- Genus: Pyrus
- Species: Pyrus communis
- Cultivar: 'Churchland'
- Origin: New Rochelle, New York, USA

= Churchland pear =

Pear cultivar

The Churchland or Church is a cultivar of the European pear (Pyrus communis), it was developed in New Rochelle, New York in northeastern United States. It is believed to have originated as a seedling raised by one of the early Huguenot settlers of the village in the late 17th century. The original tree stood on land which was owned by the Trinity St. Paul's Church of New Rochelle, hence the naming of the fruit "Church". The fruit was so luscious that it was universally liked and, by grafting, the tree soon had extensive propagation throughout the country. An early account of the tree appeared in the proceedings of the American Pomological Society in 1856.

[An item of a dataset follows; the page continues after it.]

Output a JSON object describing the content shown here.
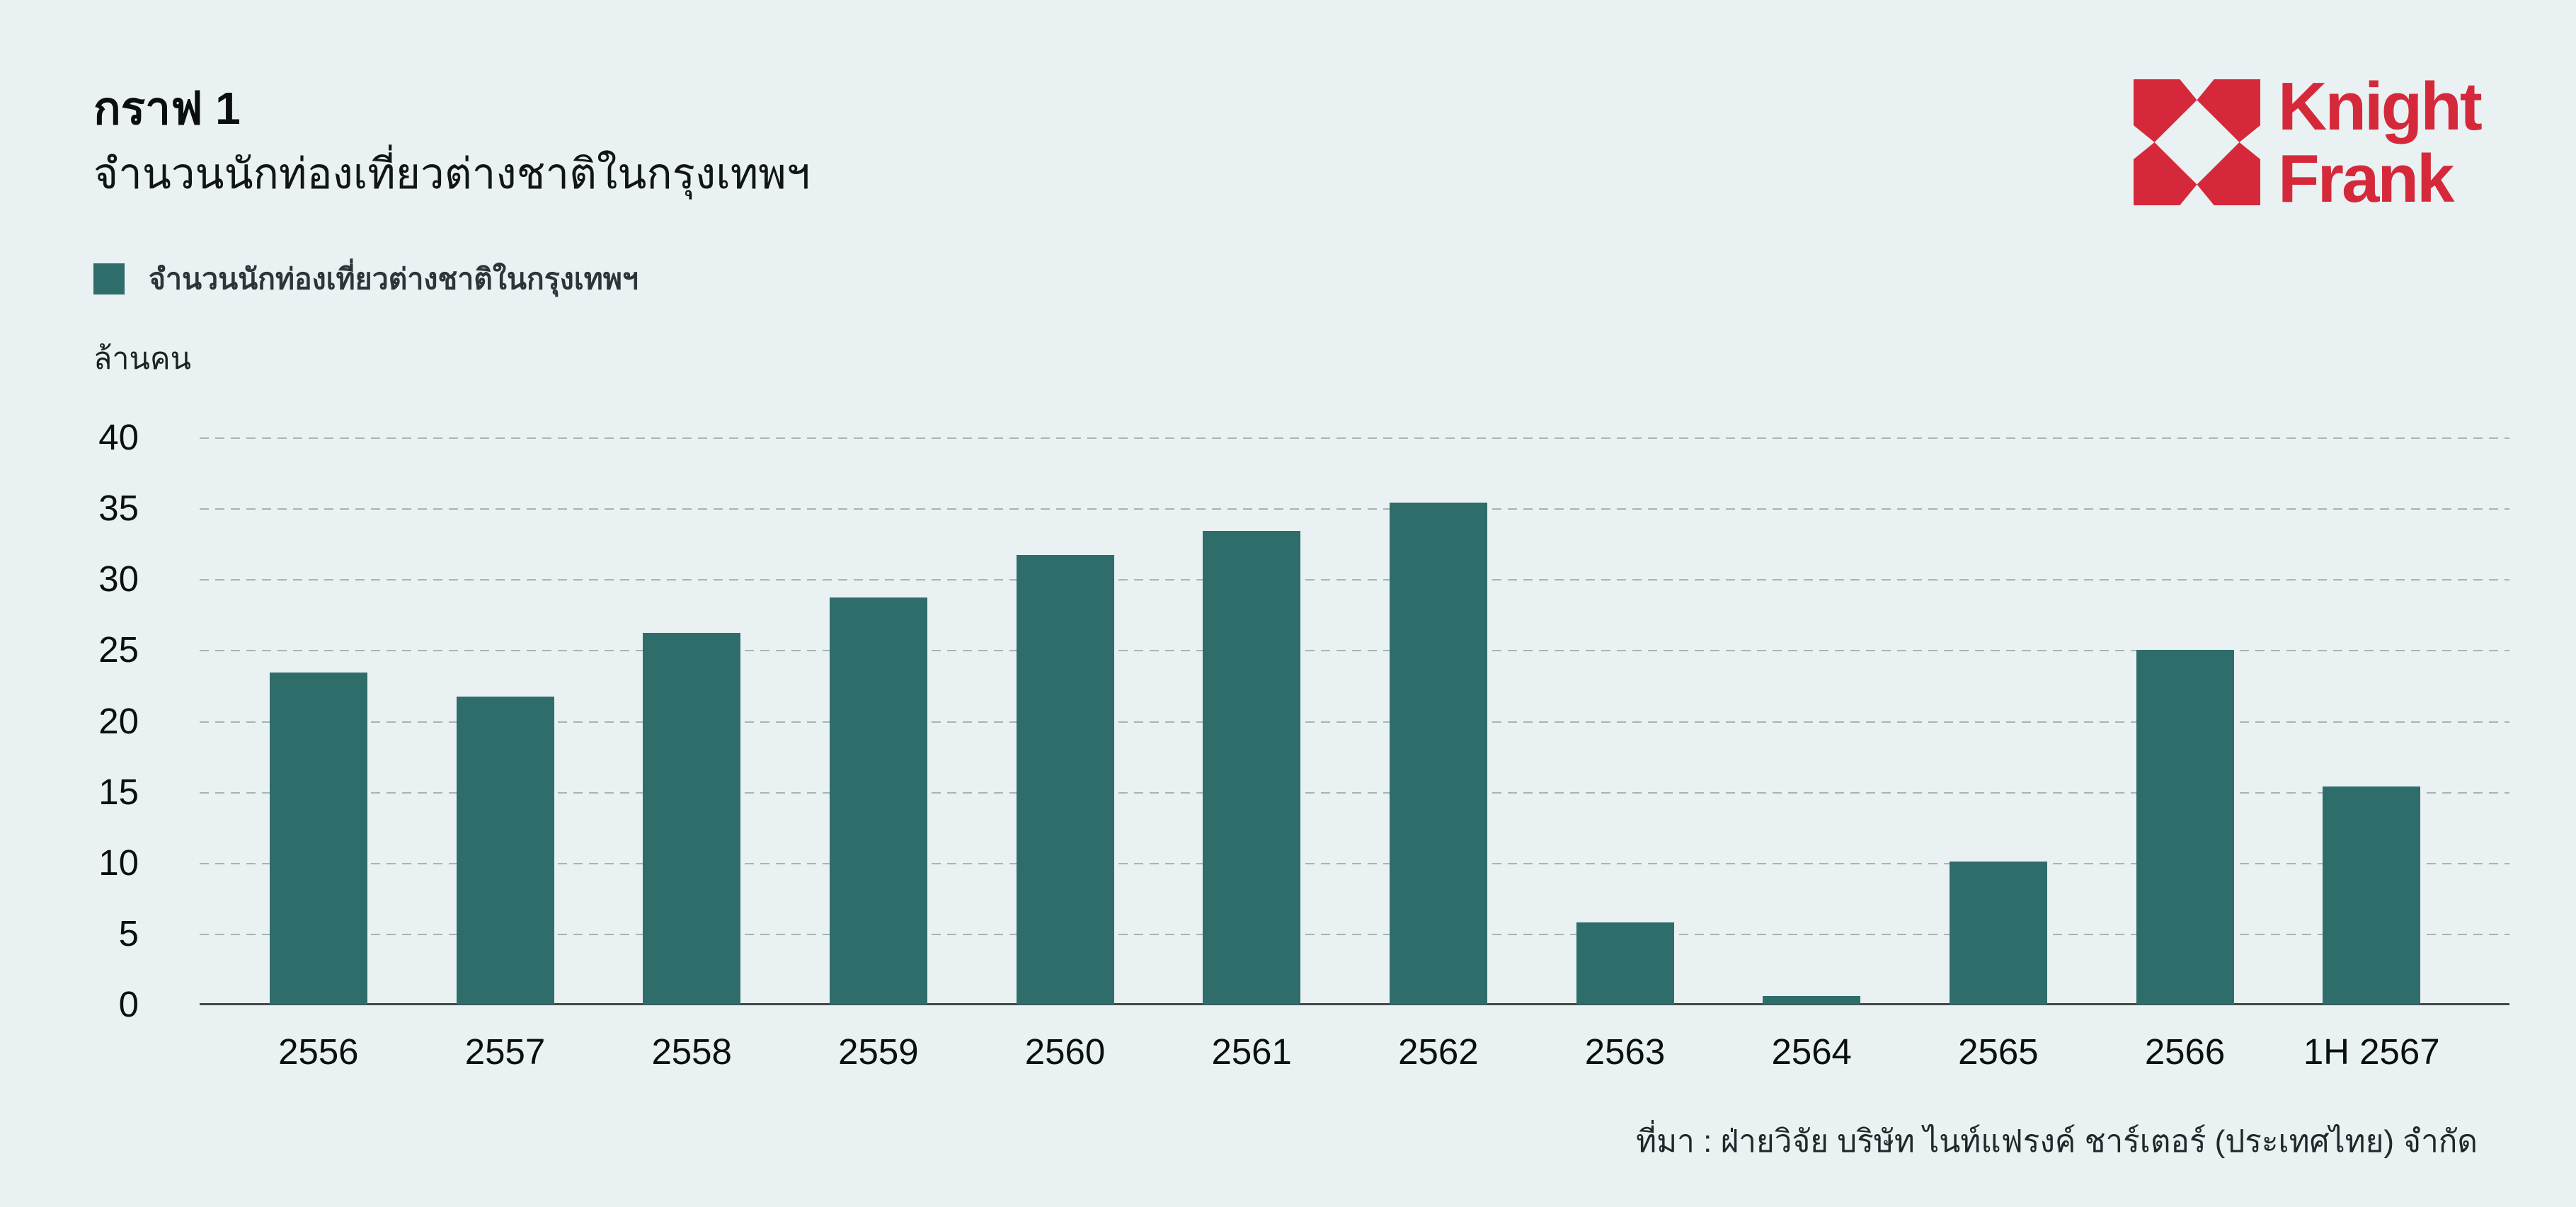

During its early years, New Rochelle was well known for the propagation of trees and shrubbery. The Huguenot settlers were especially skilled in the development of fruits and flowers. The 'Parsonage' and 'Huntington' pear varieties are also native to the community, as well as the 'Lawton Blackberry', the first widely cultivated blackberry in the country.

==Characteristic features==
The 'Church' Pear is of medium size, approximately 2 to 3 inches in length by 2 1/3 inches wide, and is largest in the middle and tapers both ways. The skin is greenish-yellow in color, russet-ed at the base and crown, with occasionally russet markings on other portions of the exterior. The stem is approximately 1 and three eighths inches long and of a cinnamon color. Its flesh is fine in texture and buttery, and it has a mild flavor. It commences ripening about the middle of July, and continues till the end of September.